According to data from the US Labor Department, 74,000 new jobs were created in December and US unemployment is at 6.7 percent.
Despite the gain in payrolls, December 2013 was one of the least impressive months for American jobs growth in years.
Job growth is thought to have slowed down because of extreme weather conditions in many parts of the country.
Michael Feroli, chief US economist at JP Morgan Chase & Co., commented on the data, stating that “the weather probably did play a big role.”
He added: “It’s a reminder that the improvement is not going to be a straight line.”
Labor Secretary Thomas E. Perez said that the weak increase comes down to weather conditions as well.
In an interview on CNBC, Perez said: “It’s hard to build a house or build an office building when its 15 to 20 below,” concluding that “weather is undeniably a factor.”
The number of jobs in the construction industry dropped by 16,000 – the first decline in 6 months.

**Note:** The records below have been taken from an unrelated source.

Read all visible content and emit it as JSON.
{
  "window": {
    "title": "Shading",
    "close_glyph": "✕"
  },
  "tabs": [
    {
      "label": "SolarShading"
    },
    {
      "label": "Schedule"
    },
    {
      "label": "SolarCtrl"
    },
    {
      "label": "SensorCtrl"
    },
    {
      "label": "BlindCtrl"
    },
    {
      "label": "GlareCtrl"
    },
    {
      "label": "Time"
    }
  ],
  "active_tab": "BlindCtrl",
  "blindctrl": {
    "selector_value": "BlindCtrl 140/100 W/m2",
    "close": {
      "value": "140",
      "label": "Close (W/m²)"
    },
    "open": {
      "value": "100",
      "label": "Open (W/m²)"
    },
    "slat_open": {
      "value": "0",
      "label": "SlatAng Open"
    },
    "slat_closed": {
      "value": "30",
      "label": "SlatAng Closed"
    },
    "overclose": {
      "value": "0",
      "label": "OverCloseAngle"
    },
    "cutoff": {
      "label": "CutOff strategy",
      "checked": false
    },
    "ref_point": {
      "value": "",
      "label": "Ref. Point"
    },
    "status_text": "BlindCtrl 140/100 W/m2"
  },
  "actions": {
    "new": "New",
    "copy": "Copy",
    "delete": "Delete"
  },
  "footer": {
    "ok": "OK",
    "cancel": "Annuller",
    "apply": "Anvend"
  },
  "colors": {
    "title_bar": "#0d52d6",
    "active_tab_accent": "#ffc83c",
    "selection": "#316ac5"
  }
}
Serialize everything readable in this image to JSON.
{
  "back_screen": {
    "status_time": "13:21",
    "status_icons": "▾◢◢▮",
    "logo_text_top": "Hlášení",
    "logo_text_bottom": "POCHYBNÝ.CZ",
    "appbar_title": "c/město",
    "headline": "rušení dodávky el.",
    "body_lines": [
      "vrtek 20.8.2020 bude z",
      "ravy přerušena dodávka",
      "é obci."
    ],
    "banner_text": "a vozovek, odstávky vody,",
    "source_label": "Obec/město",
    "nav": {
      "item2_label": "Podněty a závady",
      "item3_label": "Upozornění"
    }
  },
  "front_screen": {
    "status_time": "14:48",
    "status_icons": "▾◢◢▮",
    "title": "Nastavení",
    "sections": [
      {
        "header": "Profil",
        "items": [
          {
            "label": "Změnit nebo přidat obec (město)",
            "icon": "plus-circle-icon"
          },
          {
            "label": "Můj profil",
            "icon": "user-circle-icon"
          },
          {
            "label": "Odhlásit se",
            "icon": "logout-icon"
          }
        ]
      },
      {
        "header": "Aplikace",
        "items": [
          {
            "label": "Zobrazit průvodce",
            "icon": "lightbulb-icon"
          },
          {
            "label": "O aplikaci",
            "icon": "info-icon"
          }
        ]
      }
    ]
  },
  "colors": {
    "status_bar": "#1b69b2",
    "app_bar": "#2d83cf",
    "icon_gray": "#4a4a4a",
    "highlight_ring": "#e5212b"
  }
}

The disappointing figures have caught the attention of politicians, especially as Congress recently failed to extend an emergency federal program for the jobless assistance scheme.
Jason Furman, chairman of the Council of Economic Advisers said in a statement:
“Despite an abundance of evidence indicating that this challenge is far from solved, Congress allowed extended unemployment insurance to lapse at the end of 2013, cutting off a critical lifeline to those who lost a job through no fault of their own and are still searching for work.”
The Council of Economic Advisers has been advising the President of the United States on economic policy since 1946.
Is the US labor market weak?
A recent study carried out by economists at the Economic Policy Institute identified an overall trend revealing that the US labor market remains weak.
The study points out that there are around 5.7 million Americans who are currently not working and are not seeking employment. The unemployment rate would be significantly higher if they were also labeled as jobless workers.